Chief Minister of Rajasthan Vasundhara Raje Scindia welcomed the audience, authors and dignitaries to the festival, revealing that the Jaipur Literature Festival is ‘one of the high points of my year, the coming together across the world of wonderful writers, wonderful minds, and young people.’ She talked of how thrilled she was that the festival had spawned over 120 copycat festivals, observing that ‘literature has gone like a forest fire’ across India and across the world.
Vasundhara Raje Scindia expressed her delight that the festival was hosting a facsimile copy of the 13th century Magna Carta this year, considered to be the founding document of human rights and democracy. As the largest democracy in the world, ‘it is a huge tribute to us’ in India that it has come here, she said.
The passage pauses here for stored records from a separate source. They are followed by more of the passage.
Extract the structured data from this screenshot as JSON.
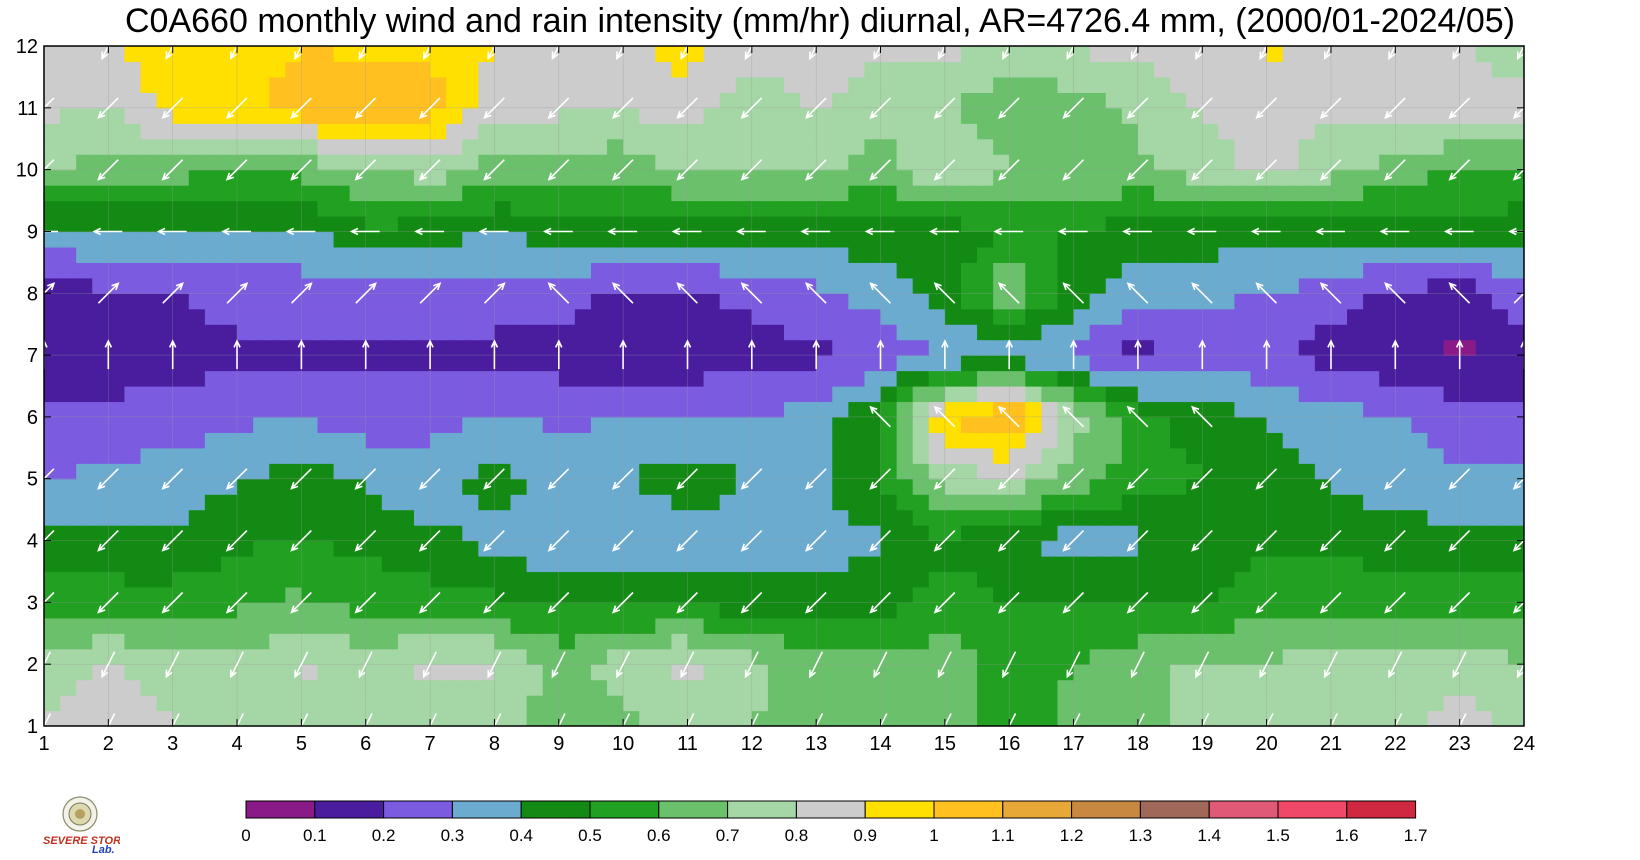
{
  "chart_data": {
    "type": "heatmap",
    "title": "C0A660 monthly wind and rain intensity (mm/hr) diurnal, AR=4726.4 mm, (2000/01-2024/05)",
    "xlabel": "",
    "ylabel": "",
    "xlim": [
      1,
      24
    ],
    "ylim": [
      1,
      12
    ],
    "x_ticks": [
      1,
      2,
      3,
      4,
      5,
      6,
      7,
      8,
      9,
      10,
      11,
      12,
      13,
      14,
      15,
      16,
      17,
      18,
      19,
      20,
      21,
      22,
      23,
      24
    ],
    "y_ticks": [
      1,
      2,
      3,
      4,
      5,
      6,
      7,
      8,
      9,
      10,
      11,
      12
    ],
    "x": [
      1,
      2,
      3,
      4,
      5,
      6,
      7,
      8,
      9,
      10,
      11,
      12,
      13,
      14,
      15,
      16,
      17,
      18,
      19,
      20,
      21,
      22,
      23,
      24
    ],
    "y": [
      1,
      2,
      3,
      4,
      5,
      6,
      7,
      8,
      9,
      10,
      11,
      12
    ],
    "z": [
      [
        0.81,
        0.85,
        0.8,
        0.75,
        0.73,
        0.75,
        0.73,
        0.73,
        0.65,
        0.68,
        0.72,
        0.7,
        0.65,
        0.65,
        0.65,
        0.55,
        0.62,
        0.68,
        0.72,
        0.75,
        0.75,
        0.78,
        0.85,
        0.75
      ],
      [
        0.75,
        0.8,
        0.75,
        0.72,
        0.82,
        0.75,
        0.83,
        0.82,
        0.65,
        0.75,
        0.85,
        0.72,
        0.65,
        0.65,
        0.65,
        0.55,
        0.6,
        0.68,
        0.72,
        0.72,
        0.72,
        0.75,
        0.75,
        0.7
      ],
      [
        0.58,
        0.55,
        0.55,
        0.58,
        0.62,
        0.55,
        0.55,
        0.52,
        0.48,
        0.48,
        0.48,
        0.45,
        0.45,
        0.44,
        0.55,
        0.5,
        0.5,
        0.48,
        0.5,
        0.55,
        0.58,
        0.55,
        0.55,
        0.58
      ],
      [
        0.42,
        0.42,
        0.41,
        0.48,
        0.5,
        0.48,
        0.43,
        0.36,
        0.3,
        0.34,
        0.35,
        0.35,
        0.35,
        0.39,
        0.48,
        0.42,
        0.35,
        0.38,
        0.45,
        0.48,
        0.48,
        0.45,
        0.42,
        0.42
      ],
      [
        0.3,
        0.32,
        0.35,
        0.38,
        0.45,
        0.38,
        0.33,
        0.45,
        0.35,
        0.4,
        0.45,
        0.4,
        0.38,
        0.5,
        0.75,
        0.78,
        0.65,
        0.55,
        0.5,
        0.45,
        0.38,
        0.35,
        0.32,
        0.32
      ],
      [
        0.22,
        0.22,
        0.25,
        0.28,
        0.3,
        0.25,
        0.28,
        0.3,
        0.28,
        0.3,
        0.32,
        0.3,
        0.35,
        0.5,
        1.0,
        1.15,
        0.75,
        0.55,
        0.45,
        0.4,
        0.35,
        0.3,
        0.25,
        0.22
      ],
      [
        0.15,
        0.15,
        0.15,
        0.17,
        0.17,
        0.17,
        0.17,
        0.17,
        0.15,
        0.12,
        0.12,
        0.16,
        0.18,
        0.22,
        0.3,
        0.32,
        0.28,
        0.15,
        0.25,
        0.22,
        0.15,
        0.12,
        0.08,
        0.15
      ],
      [
        0.15,
        0.18,
        0.18,
        0.25,
        0.25,
        0.25,
        0.25,
        0.25,
        0.25,
        0.18,
        0.2,
        0.22,
        0.28,
        0.35,
        0.45,
        0.7,
        0.45,
        0.35,
        0.32,
        0.3,
        0.25,
        0.18,
        0.15,
        0.25
      ],
      [
        0.35,
        0.4,
        0.38,
        0.38,
        0.38,
        0.48,
        0.45,
        0.4,
        0.45,
        0.45,
        0.45,
        0.45,
        0.45,
        0.45,
        0.45,
        0.5,
        0.5,
        0.45,
        0.45,
        0.45,
        0.42,
        0.45,
        0.45,
        0.45
      ],
      [
        0.72,
        0.65,
        0.65,
        0.6,
        0.62,
        0.7,
        0.75,
        0.65,
        0.65,
        0.62,
        0.72,
        0.72,
        0.72,
        0.65,
        0.82,
        0.7,
        0.68,
        0.68,
        0.75,
        0.85,
        0.75,
        0.65,
        0.6,
        0.58
      ],
      [
        0.82,
        0.8,
        0.95,
        0.95,
        1.05,
        1.1,
        1.05,
        0.85,
        0.82,
        0.82,
        0.85,
        0.72,
        0.82,
        0.75,
        0.7,
        0.6,
        0.65,
        0.72,
        0.82,
        0.8,
        0.82,
        0.82,
        0.85,
        0.85
      ],
      [
        0.85,
        0.9,
        0.95,
        0.95,
        1.0,
        0.98,
        0.98,
        0.9,
        0.82,
        0.85,
        0.95,
        0.85,
        0.82,
        0.82,
        0.82,
        0.8,
        0.82,
        0.82,
        0.85,
        0.92,
        0.9,
        0.85,
        0.8,
        0.75
      ]
    ],
    "wind": [
      [
        [
          -1,
          -2
        ],
        [
          -1,
          -2
        ],
        [
          -1,
          -2
        ],
        [
          -1,
          -2
        ],
        [
          -1,
          -2
        ],
        [
          -1,
          -2
        ],
        [
          -1,
          -2
        ],
        [
          -1,
          -2
        ],
        [
          -1,
          -2
        ],
        [
          -1,
          -2
        ],
        [
          -1,
          -2
        ],
        [
          -1,
          -2
        ],
        [
          -1,
          -2
        ],
        [
          -1,
          -2
        ],
        [
          -1,
          -2
        ],
        [
          -1,
          -2
        ],
        [
          -1,
          -2
        ],
        [
          -1,
          -2
        ],
        [
          -1,
          -2
        ],
        [
          -1,
          -2
        ],
        [
          -1,
          -2
        ],
        [
          -1,
          -2
        ],
        [
          -1,
          -2
        ],
        [
          -1,
          -2
        ]
      ],
      [
        [
          -1,
          -2
        ],
        [
          -1,
          -2
        ],
        [
          -1,
          -2
        ],
        [
          -1,
          -2
        ],
        [
          -1,
          -2
        ],
        [
          -1,
          -2
        ],
        [
          -1,
          -2
        ],
        [
          -1,
          -2
        ],
        [
          -1,
          -2
        ],
        [
          -1,
          -2
        ],
        [
          -1,
          -2
        ],
        [
          -1,
          -2
        ],
        [
          -1,
          -2
        ],
        [
          -1,
          -2
        ],
        [
          -1,
          -2
        ],
        [
          -1,
          -2
        ],
        [
          -1,
          -2
        ],
        [
          -1,
          -2
        ],
        [
          -1,
          -2
        ],
        [
          -1,
          -2
        ],
        [
          -1,
          -2
        ],
        [
          -1,
          -2
        ],
        [
          -1,
          -2
        ],
        [
          -1,
          -2
        ]
      ],
      [
        [
          -1,
          -1
        ],
        [
          -1,
          -1
        ],
        [
          -1,
          -1
        ],
        [
          -1,
          -1
        ],
        [
          -1,
          -1
        ],
        [
          -1,
          -1
        ],
        [
          -1,
          -1
        ],
        [
          -1,
          -1
        ],
        [
          -1,
          -1
        ],
        [
          -1,
          -1
        ],
        [
          -1,
          -1
        ],
        [
          -1,
          -1
        ],
        [
          -1,
          -1
        ],
        [
          -1,
          -1
        ],
        [
          -1,
          -1
        ],
        [
          -1,
          -1
        ],
        [
          -1,
          -1
        ],
        [
          -1,
          -1
        ],
        [
          -1,
          -1
        ],
        [
          -1,
          -1
        ],
        [
          -1,
          -1
        ],
        [
          -1,
          -1
        ],
        [
          -1,
          -1
        ],
        [
          -1,
          -1
        ]
      ],
      [
        [
          -1,
          -1
        ],
        [
          -1,
          -1
        ],
        [
          -1,
          -1
        ],
        [
          -1,
          -1
        ],
        [
          -1,
          -1
        ],
        [
          -1,
          -1
        ],
        [
          -1,
          -1
        ],
        [
          -1,
          -1
        ],
        [
          -1,
          -1
        ],
        [
          -1,
          -1
        ],
        [
          -1,
          -1
        ],
        [
          -1,
          -1
        ],
        [
          -1,
          -1
        ],
        [
          -1,
          -1
        ],
        [
          -1,
          -1
        ],
        [
          -1,
          -1
        ],
        [
          -1,
          -1
        ],
        [
          -1,
          -1
        ],
        [
          -1,
          -1
        ],
        [
          -1,
          -1
        ],
        [
          -1,
          -1
        ],
        [
          -1,
          -1
        ],
        [
          -1,
          -1
        ],
        [
          -1,
          -1
        ]
      ],
      [
        [
          -1,
          -1
        ],
        [
          -1,
          -1
        ],
        [
          -1,
          -1
        ],
        [
          -1,
          -1
        ],
        [
          -1,
          -1
        ],
        [
          -1,
          -1
        ],
        [
          -1,
          -1
        ],
        [
          -1,
          -1
        ],
        [
          -1,
          -1
        ],
        [
          -1,
          -1
        ],
        [
          -1,
          -1
        ],
        [
          -1,
          -1
        ],
        [
          -1,
          -1
        ],
        [
          -1,
          -1
        ],
        [
          -1,
          -1
        ],
        [
          -1,
          -1
        ],
        [
          -1,
          -1
        ],
        [
          -1,
          -1
        ],
        [
          -1,
          -1
        ],
        [
          -1,
          -1
        ],
        [
          -1,
          -1
        ],
        [
          -1,
          -1
        ],
        [
          -1,
          -1
        ],
        [
          -1,
          -1
        ]
      ],
      [
        [
          0,
          0
        ],
        [
          0,
          0
        ],
        [
          0,
          0
        ],
        [
          0,
          0
        ],
        [
          0,
          0
        ],
        [
          0,
          0
        ],
        [
          0,
          0
        ],
        [
          0,
          0
        ],
        [
          0,
          0
        ],
        [
          0,
          0
        ],
        [
          0,
          0
        ],
        [
          0,
          0
        ],
        [
          0,
          0
        ],
        [
          -1,
          1
        ],
        [
          -1,
          1
        ],
        [
          -1,
          1
        ],
        [
          -1,
          1
        ],
        [
          -1,
          1
        ],
        [
          -1,
          1
        ],
        [
          0,
          0
        ],
        [
          0,
          0
        ],
        [
          0,
          0
        ],
        [
          0,
          0
        ],
        [
          0,
          0
        ]
      ],
      [
        [
          0,
          1
        ],
        [
          0,
          1
        ],
        [
          0,
          1
        ],
        [
          0,
          1
        ],
        [
          0,
          1
        ],
        [
          0,
          1
        ],
        [
          0,
          1
        ],
        [
          0,
          1
        ],
        [
          0,
          1
        ],
        [
          0,
          1
        ],
        [
          0,
          1
        ],
        [
          0,
          1
        ],
        [
          0,
          1
        ],
        [
          0,
          1
        ],
        [
          0,
          1
        ],
        [
          0,
          1
        ],
        [
          0,
          1
        ],
        [
          0,
          1
        ],
        [
          0,
          1
        ],
        [
          0,
          1
        ],
        [
          0,
          1
        ],
        [
          0,
          1
        ],
        [
          0,
          1
        ],
        [
          0,
          1
        ]
      ],
      [
        [
          1,
          1
        ],
        [
          1,
          1
        ],
        [
          1,
          1
        ],
        [
          1,
          1
        ],
        [
          1,
          1
        ],
        [
          1,
          1
        ],
        [
          1,
          1
        ],
        [
          1,
          1
        ],
        [
          -1,
          1
        ],
        [
          -1,
          1
        ],
        [
          -1,
          1
        ],
        [
          -1,
          1
        ],
        [
          -1,
          1
        ],
        [
          -1,
          1
        ],
        [
          -1,
          1
        ],
        [
          -1,
          1
        ],
        [
          -1,
          1
        ],
        [
          -1,
          1
        ],
        [
          -1,
          1
        ],
        [
          -1,
          1
        ],
        [
          -1,
          1
        ],
        [
          -1,
          1
        ],
        [
          -1,
          1
        ],
        [
          1,
          1
        ]
      ],
      [
        [
          -1,
          0
        ],
        [
          -1,
          0
        ],
        [
          -1,
          0
        ],
        [
          -1,
          0
        ],
        [
          -1,
          0
        ],
        [
          -1,
          0
        ],
        [
          -1,
          0
        ],
        [
          -1,
          0
        ],
        [
          -1,
          0
        ],
        [
          -1,
          0
        ],
        [
          -1,
          0
        ],
        [
          -1,
          0
        ],
        [
          -1,
          0
        ],
        [
          -1,
          0
        ],
        [
          -1,
          0
        ],
        [
          -1,
          0
        ],
        [
          -1,
          0
        ],
        [
          -1,
          0
        ],
        [
          -1,
          0
        ],
        [
          -1,
          0
        ],
        [
          -1,
          0
        ],
        [
          -1,
          0
        ],
        [
          -1,
          0
        ],
        [
          -1,
          0
        ]
      ],
      [
        [
          -1,
          -1
        ],
        [
          -1,
          -1
        ],
        [
          -1,
          -1
        ],
        [
          -1,
          -1
        ],
        [
          -1,
          -1
        ],
        [
          -1,
          -1
        ],
        [
          -1,
          -1
        ],
        [
          -1,
          -1
        ],
        [
          -1,
          -1
        ],
        [
          -1,
          -1
        ],
        [
          -1,
          -1
        ],
        [
          -1,
          -1
        ],
        [
          -1,
          -1
        ],
        [
          -1,
          -1
        ],
        [
          -1,
          -1
        ],
        [
          -1,
          -1
        ],
        [
          -1,
          -1
        ],
        [
          -1,
          -1
        ],
        [
          -1,
          -1
        ],
        [
          -1,
          -1
        ],
        [
          -1,
          -1
        ],
        [
          -1,
          -1
        ],
        [
          -1,
          -1
        ],
        [
          -1,
          -1
        ]
      ],
      [
        [
          -1,
          -1
        ],
        [
          -1,
          -1
        ],
        [
          -1,
          -1
        ],
        [
          -1,
          -1
        ],
        [
          -1,
          -1
        ],
        [
          -1,
          -1
        ],
        [
          -1,
          -1
        ],
        [
          -1,
          -1
        ],
        [
          -1,
          -1
        ],
        [
          -1,
          -1
        ],
        [
          -1,
          -1
        ],
        [
          -1,
          -1
        ],
        [
          -1,
          -1
        ],
        [
          -1,
          -1
        ],
        [
          -1,
          -1
        ],
        [
          -1,
          -1
        ],
        [
          -1,
          -1
        ],
        [
          -1,
          -1
        ],
        [
          -1,
          -1
        ],
        [
          -1,
          -1
        ],
        [
          -1,
          -1
        ],
        [
          -1,
          -1
        ],
        [
          -1,
          -1
        ],
        [
          -1,
          -1
        ]
      ],
      [
        [
          -1,
          -2
        ],
        [
          -1,
          -2
        ],
        [
          -1,
          -2
        ],
        [
          -1,
          -2
        ],
        [
          -1,
          -2
        ],
        [
          -1,
          -2
        ],
        [
          -1,
          -2
        ],
        [
          -1,
          -2
        ],
        [
          -1,
          -2
        ],
        [
          -1,
          -2
        ],
        [
          -1,
          -2
        ],
        [
          -1,
          -2
        ],
        [
          -1,
          -2
        ],
        [
          -1,
          -2
        ],
        [
          -1,
          -2
        ],
        [
          -1,
          -2
        ],
        [
          -1,
          -2
        ],
        [
          -1,
          -2
        ],
        [
          -1,
          -2
        ],
        [
          -1,
          -2
        ],
        [
          -1,
          -2
        ],
        [
          -1,
          -2
        ],
        [
          -1,
          -2
        ],
        [
          -1,
          -2
        ]
      ]
    ],
    "colorbar": {
      "ticks": [
        "0",
        "0.1",
        "0.2",
        "0.3",
        "0.4",
        "0.5",
        "0.6",
        "0.7",
        "0.8",
        "0.9",
        "1",
        "1.1",
        "1.2",
        "1.3",
        "1.4",
        "1.5",
        "1.6",
        "1.7"
      ],
      "colors": [
        "#8B1A89",
        "#4A1C9E",
        "#7B5BE0",
        "#6BABD0",
        "#138A13",
        "#22A022",
        "#6BC06B",
        "#A5D6A5",
        "#CCCCCC",
        "#FFE000",
        "#FFC020",
        "#E8A838",
        "#C88840",
        "#A06858",
        "#E05A78",
        "#F04868",
        "#D02840"
      ]
    },
    "contour_line_color": "#F0A020",
    "wind_arrow_color": "#FFFFFF",
    "grid": true
  },
  "logo": {
    "text_word1": "SEVERE STORM",
    "text_word2": "Lab."
  }
}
She commended the city of Jaipur as an exceptional cultural experience, observing that ‘Jaipur is looking its finest in many, many years.’ She talked passionately about the many education, health, infrastructure, water and women initiatives that are unfolding across Rajasthan, stating that ‘it is not possible to ignore the girl child with a woman Chief Minister.’ She called on everyone to ‘please walk with us down this path,’ since ‘when we do things together, things happen, things change,’ noting that change doesn’t require money, only ‘a rich heart, a large heart.’
Shreyasi Goenka, Content Advisor for ZEE Entertainment, principal sponsors of the festival, congratulating the Festival Directors and Producers and said it was ‘an honour’ for ZEE to be an integral part of the festival for the fourth, consecutive year, which sought to ‘challenge notions, inspire opinions.’
Over the next five days, tens of thousands people will gather daily at the world’s largest free literary festival to mingle with over 400 speakers of great renown. This year’s festival will explore a multitude of ideas and themes, including a look at the nation. Freedom to Dream: India @ 70 looks at India today in the context of its history as well as its future. Other festival themes include Translations and World Literature, Women and Marginalised Voices, Sanskrit, and Colonialism and the Legacy of the Raj.